I started writing this editorial in April. November is National Family Caregivers month, and a focused issue on family caregiving had been planned for the November/December issue. So, I am thinking, wow, piece of cake. The words will just roll off of my tongue, and the editorial will be done early. I've been a family caregiver twice, the first time with my mother who died from cancer 22 years ago and the last time with my husband. In 2013, I wrote a memoir from a journal I kept while my husband was living and dying with cancer (Larsen, 2013). But now sharing words about caregiving is difficult. You live caregiving; you breathe caregiving; it is your life.
In November 2010, my husband, Randy, was recovering from a planned hip replacement surgery. Perhaps 3 weeks after the surgery, he began complaining that he was having a hard time swallowing. A visit to our family physician, followed by an appointment with a gastrointestinal specialist and subsequent imaging and endoscopy revealed a large mass in the middle of his esophagus. The diagnosis was esophageal cancer, Stage IIIb. At 63, my husband and I were still working, he as an architect and myself as a nursing professor, and we were not anticipating retirement anytime soon. Looking back, I couldn't have imagined how the next 18 months of our lives might progress. I am thankful that neither of us could see beyond that first day. I became an official family caregiver on November 23, 2010. Although I had been a caregiver for my mother previously, this was different. This was my college sweetheart, my soulmate, the father of our three children, my love through 42 years of marriage.
My journey into caregiving was hardly unusual. Approximately 43.5 million caregivers have provided unpaid care to an adult or child in the last 12 months. Being 63 and beginning a caregiving journey with my husband? It was unique to me, however typical as nearly 34.2 million Americans have provided unpaid care to an adult aged 50 or older in the last 12 months. (National Alliance for Caregiving & AARP Public Policy Institute, 2015).
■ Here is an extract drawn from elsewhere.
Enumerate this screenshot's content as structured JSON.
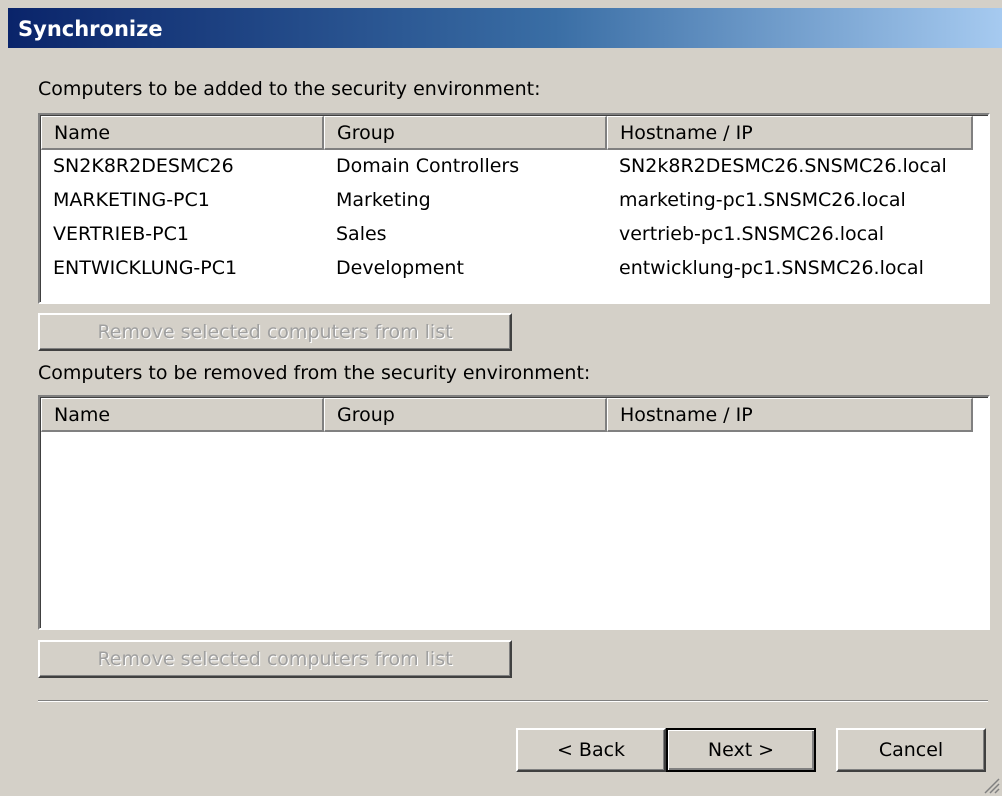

I wish I could say that our caregiving story had a happy ending; however, it didn't. Nearly 18 months from the day of his diagnosis, my husband died. He was 64 years old. I'd also like to say that we had many "good" days together and few "bad" days. However, like many of the family caregivers that we know or see in our practice, that was not our experience.
What lessons did I learn from being a family caregiver that could help you in dealing with families?
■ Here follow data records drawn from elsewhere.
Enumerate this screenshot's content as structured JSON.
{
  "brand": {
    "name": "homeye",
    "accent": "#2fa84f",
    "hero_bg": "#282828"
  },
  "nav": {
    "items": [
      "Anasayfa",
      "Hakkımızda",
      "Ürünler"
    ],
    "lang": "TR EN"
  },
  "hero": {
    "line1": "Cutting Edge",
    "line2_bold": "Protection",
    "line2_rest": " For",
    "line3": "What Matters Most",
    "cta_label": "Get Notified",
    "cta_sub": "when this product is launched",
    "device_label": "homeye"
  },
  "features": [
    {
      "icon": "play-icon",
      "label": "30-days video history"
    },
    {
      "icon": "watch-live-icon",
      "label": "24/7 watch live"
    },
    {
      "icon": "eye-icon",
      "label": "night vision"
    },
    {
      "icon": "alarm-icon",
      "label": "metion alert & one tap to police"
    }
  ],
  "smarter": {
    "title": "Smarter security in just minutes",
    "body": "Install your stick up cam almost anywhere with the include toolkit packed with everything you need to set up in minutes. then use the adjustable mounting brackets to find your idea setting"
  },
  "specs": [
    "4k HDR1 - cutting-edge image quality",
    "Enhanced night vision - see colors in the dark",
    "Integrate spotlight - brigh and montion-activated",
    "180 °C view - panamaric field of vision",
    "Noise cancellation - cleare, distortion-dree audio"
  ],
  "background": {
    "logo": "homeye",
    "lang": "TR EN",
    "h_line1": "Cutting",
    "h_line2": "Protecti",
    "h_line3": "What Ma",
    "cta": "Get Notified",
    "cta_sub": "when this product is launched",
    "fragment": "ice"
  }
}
* Listen to the family caregiver. They know the patient; you do not. Each and every patient you care for is unique. We talk about that a lot as nurses, but rarely does it sink in until either you or a family member is ill. The family caregiver is the one that will recognize subtle changes in the patient that you might not as the professional. Listen more, talk less.
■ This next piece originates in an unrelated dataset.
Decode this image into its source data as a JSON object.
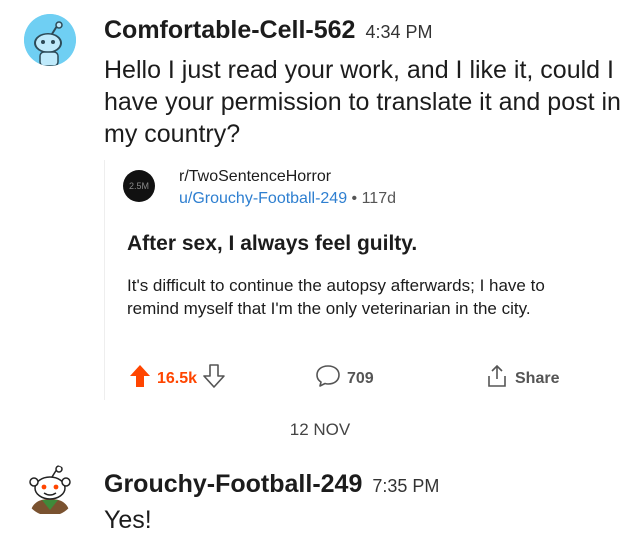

* If your patient's family caregiver is a professional caregiver as well, let them be a wife, daughter, son, aunt, and so forth. How many times I wanted to reach out and say, "Stop, I don't want to hear all of the medical jargon, again. I know the down side of most everything you are saying. I just want to be a wife today."
* Most family caregivers experience days when they do not know what they need. So when you come to them and say, "What can I do to help you?" they have no idea how to answer. They are, perhaps, hanging by a thread that day and can't verbalize their needs. Spend time with them. They need your support; however, not necessarily your advice.
Sometime in our lives we will become family caregivers[horizontal ellipsis]at least once and perhaps several times. The "who" and the "when" are unknown to us.
Pamala D. Larsen, PhD, RN
Editor-in-Chief
Rehabilitation Nursing
Loveland, CO, USA
Conflict of Interest
The author declares no conflict of interest.